# 2 GSDs-- moving from big house to small apartment



## Emoore (Oct 9, 2002)

Hey guys, old old member, been away for a while. 

Been living in a house out in the country with my two GSDs (12 and 3 years old). I always encouraged them to bark at any strange noises. Now due to life circumstances I'm selling the house and moving into an apartment that allows GSDs. I have to teach them not to bark now. How do I re-train them not to bark at every strange noise? I've been correcting them for it and they look at me like I've lost my mind. 

Anybody else who has ever lived in an apartment with their Shepherds or has made this transition, I'd love any advice or words of wisdom. 
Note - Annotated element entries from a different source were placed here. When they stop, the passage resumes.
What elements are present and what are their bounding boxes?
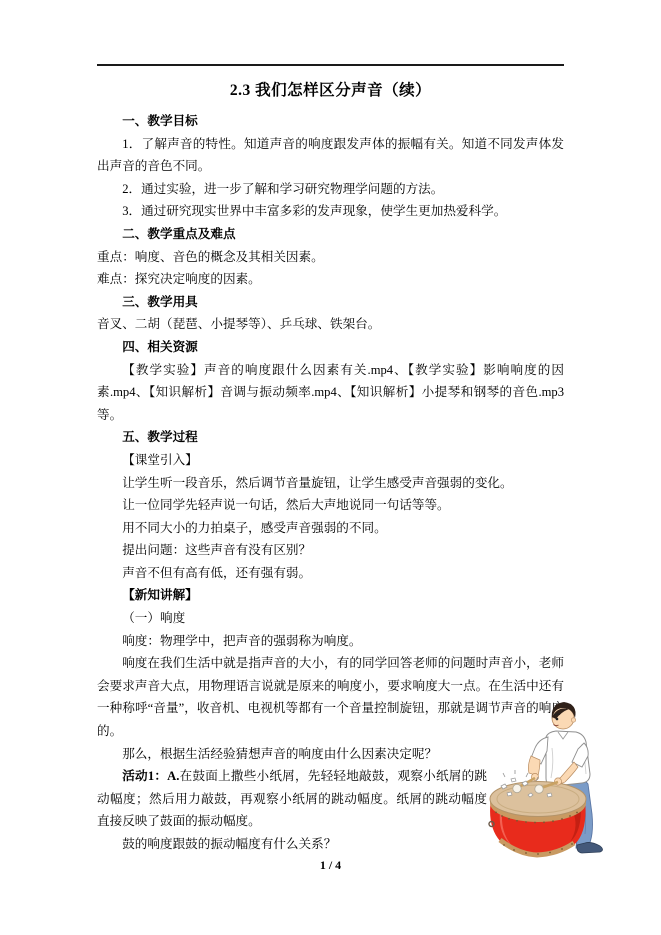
activity1-paragraph: 活动1：A.在鼓面上撒些小纸屑，先轻轻地敲鼓，观察小纸屑的跳动幅度；然后用力敲鼓… — [97, 765, 487, 833]
intro-paragraph-2: 让一位同学先轻声说一句话，然后大声地说同一句话等等。 — [97, 494, 564, 517]
objective-item-1: 1．了解声音的特性。知道声音的响度跟发声体的振幅有关。知道不同发声体发出声音的音… — [97, 133, 564, 178]
subheading-intro: 【课堂引入】 — [97, 449, 564, 472]
intro-paragraph-1: 让学生听一段音乐，然后调节音量旋钮，让学生感受声音强弱的变化。 — [97, 472, 564, 495]
activity1-question: 鼓的响度跟鼓的振动幅度有什么关系？ — [97, 833, 487, 856]
document-page: 2.3 我们怎样区分声音（续） 一、教学目标 1．了解声音的特性。知道声音的响度… — [0, 0, 661, 935]
difficulty-text: 难点：探究决定响度的因素。 — [97, 268, 564, 291]
intro-paragraph-5: 声音不但有高有低，还有强有弱。 — [97, 562, 564, 585]
objective-item-2: 2．通过实验，进一步了解和学习研究物理学问题的方法。 — [97, 178, 564, 201]
heading-objectives: 一、教学目标 — [97, 110, 564, 133]
objective-item-3: 3．通过研究现实世界中丰富多彩的发声现象，使学生更加热爱科学。 — [97, 200, 564, 223]
loudness-question-lead: 那么，根据生活经验猜想声音的响度由什么因素决定呢？ — [97, 743, 487, 766]
heading-process: 五、教学过程 — [97, 426, 564, 449]
heading-key-points: 二、教学重点及难点 — [97, 223, 564, 246]
tools-list: 音叉、二胡（琵琶、小提琴等）、乒乓球、铁架台。 — [97, 313, 564, 336]
loudness-definition: 响度：物理学中，把声音的强弱称为响度。 — [97, 630, 564, 653]
key-point-text: 重点：响度、音色的概念及其相关因素。 — [97, 246, 564, 269]
header-rule — [97, 64, 564, 66]
resources-text: 【教学实验】声音的响度跟什么因素有关.mp4、【教学实验】影响响度的因素.mp4… — [97, 359, 564, 427]
page-title: 2.3 我们怎样区分声音（续） — [97, 79, 564, 103]
drum-illustration-svg — [488, 696, 612, 860]
boy-beating-drum-illustration — [488, 696, 612, 860]
intro-paragraph-4: 提出问题：这些声音有没有区别？ — [97, 539, 564, 562]
intro-paragraph-3: 用不同大小的力拍桌子，感受声音强弱的不同。 — [97, 517, 564, 540]
activity1-label: 活动1：A. — [122, 769, 179, 783]
subheading-new-knowledge: 【新知讲解】 — [97, 584, 564, 607]
heading-resources: 四、相关资源 — [97, 336, 564, 359]
page-number: 1 / 4 — [0, 856, 661, 874]
subheading-loudness: （一）响度 — [97, 607, 564, 630]
heading-tools: 三、教学用具 — [97, 291, 564, 314]
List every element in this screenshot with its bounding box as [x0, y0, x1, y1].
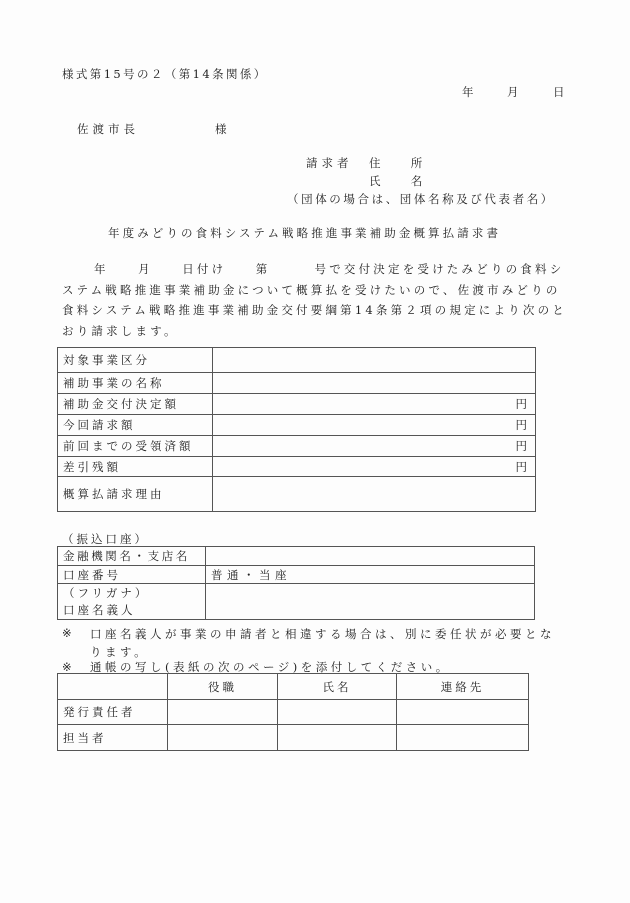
- staff-name-field[interactable]: [278, 725, 397, 751]
- body-paragraph: 年 月 日付け 第 号で交付決定を受けたみどりの食料システム戦略推進事業補助金に…: [62, 259, 572, 341]
- row-label: 補助金交付決定額: [58, 394, 213, 415]
- decided-amount-field[interactable]: 円: [213, 394, 536, 415]
- table-row: 前回までの受領済額 円: [58, 436, 536, 457]
- header-blank: [58, 674, 168, 700]
- note-mark: ※: [62, 625, 90, 641]
- date-year: 年: [462, 84, 476, 100]
- table-row: 補助事業の名称: [58, 373, 536, 394]
- addressee-name: 佐渡市長: [77, 121, 139, 137]
- table-row: 口座番号 普通・当座: [58, 566, 535, 584]
- issuer-name-field[interactable]: [278, 700, 397, 725]
- row-label: 補助事業の名称: [58, 373, 213, 394]
- staff-position-field[interactable]: [168, 725, 278, 751]
- issuer-contact-field[interactable]: [397, 700, 529, 725]
- contact-table: 役職 氏名 連絡先 発行責任者 担当者: [57, 673, 529, 751]
- name-label: 氏 名: [369, 173, 425, 189]
- project-name-field[interactable]: [213, 373, 536, 394]
- header-name: 氏名: [278, 674, 397, 700]
- table-row: 対象事業区分: [58, 348, 536, 373]
- date-month: 月: [507, 84, 521, 100]
- table-row: 今回請求額 円: [58, 415, 536, 436]
- table-row: 概算払請求理由: [58, 477, 536, 512]
- header-contact: 連絡先: [397, 674, 529, 700]
- addressee-honorific: 様: [215, 121, 229, 137]
- row-label: 前回までの受領済額: [58, 436, 213, 457]
- yen-unit: 円: [516, 418, 531, 432]
- group-note: （団体の場合は、団体名称及び代表者名）: [287, 191, 555, 207]
- yen-unit: 円: [516, 439, 531, 453]
- account-holder-field[interactable]: [206, 584, 535, 620]
- row-label: 概算払請求理由: [58, 477, 213, 512]
- form-number: 様式第15号の２（第14条関係）: [62, 66, 268, 82]
- balance-field[interactable]: 円: [213, 457, 536, 477]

This apartment complex markets itself as being very pet-friendly and has 2 large dog parks on site so I'm hoping and assuming that most of the residents will be pet-friendly and understanding.

Thanks in advance!


----------



## middleofnowhere (Dec 20, 2000)

When I moved to Arkansas from Wyoming, I knew I needed a house because I knew the Barker Sisters wouldn't be a hit in an apartment. I hadn't encouraged them to bark at every noise either! Currently, one dog would do quite well in an apartment but the youngster, Oh My!, she barks when I step on the porch or walk around the house & she is in her crate. 

The only thoughts I have for you is to use TV, Radio or noise radio to mask outside noises. Perhaps you could try a night or two in a motel as a test? I used these when I traveled and they worked to help me sleep, too. Flushing toilets, closing doors - pretty much taken care of.


----------



## Gretchen (Jan 20, 2011)

These are intelligent dogs and will probably adapt in a short period of time. We live in town homes, and my GSD knows the people who live around us. She's learned their sounds including cars, footsteps, doorslams, key rattling etc. and does not bark at them. She's learned they are not a threat and are part of her environment. She does bark when they have guests that are strangers, but only a few moments. She also barks at FED EX and UPS, but so does everyone's dogs and we get no complaints. If your dogs are friendly, maybe you can introduce them to your neighbors and/or leave your telephone number with a neighbor in case they start howling.

You may want to get a device that can record your dogs, leave the apartment for a while and see if they bark a lot. My sister used to have a dog that was perfect when she was home, but howled when she left. Her neighbor made a recording of her dog, she wasn't angry, just wanted my sister to know how her dog was reacting.


----------



## LaRen616 (Mar 4, 2010)

Emoore!!!!

I've missed you!!!!! Seriously!

How the heck are you?

I would just say "no" when they bark or make an "eh" noise at them when they barked.


----------



## Emoore (Oct 9, 2002)

Hey LaRen!!! I missed you guys too. Me and the boys are doing well, but getting ready to move back to Austin to be closer to the familly.

The thing is I really need them to not bark when I'm not there to correct them. Has anyone used one of those ultrasonic bark correcters that emits an unpleasant noise when they bark?


----------



## sparra (Jun 27, 2011)

Hey Emoore 

My neighbour has a dog that wears one cause she is a shocker......barks at everything. She says it is very effective but she still barks when it is off......she is a really neurotic dog though with issues


----------